Sunday, April 06, 2003

Translating terrain to map


When I was training today I ran across the top of a hill that was thick with vegetation. When I came over the top of the hill, I wasn't sure which reentrant I was in. I stopped, looked at the reentrant, saw the shape and the shape of the reentrant next to it, checked the map, and realized I needed to go to my right to find the control.

Later, I spent some time thinking about the process of translating the terrain you see while your orienteering to the map during a race.

I also read something about the process...

As your...skills develop, your level of scrutiny will also change. The beginner might just see a [reentrant]...you will come to appreciate that each one is not "just another [reentrant]."...

While the expert may seem to have a mystical ability to discern detail and make an identification when you can see only a [reentrant], the secret, of course, is familiarity and practice. We all perform equivalent feats every day...Your brain has tremendous power to filter out distractions and fill in details of familiar patterns...

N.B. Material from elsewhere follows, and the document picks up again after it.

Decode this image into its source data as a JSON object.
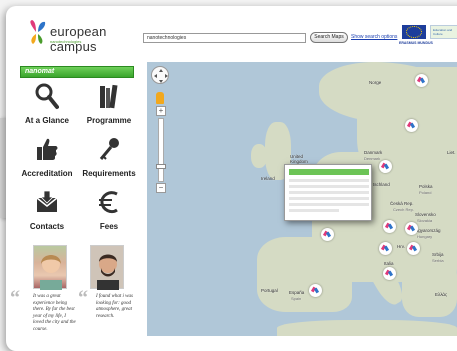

That said, there is a danger in filling in details in this way. You can jump to conclusions and convince yourself that certain desired details were actually seen.

The text I've quoted sounds like it might be about orienteering, but actually it is about bird watching. (I replaced a few words in the original text -- like "duck" -- with reentrant). The quote is from a book called Sibley's Birding Basics.

I suppose relating terrain to the map is a bit like bird watching. Both involve relating three dimensions to two dimensional images. Both involve conditions that can make it tough. An orienteer might be tired and feeling stressed. A bird watcher might just catch a glimpse of a bird. An orienteer looks at the terrain and figures out how a mapper might see it. A bird watcher looks at a bird and compares it to a picture in a field guide.

My mom gave Mary and I a bird feeder for Christmas. Lots of birds come to the feeder. I've begun to wonder a bit about the birds I see. I figured I needed to know a bit about birds in order to figure out what I was seeing. So, I picked up the Sibley book a few days ago.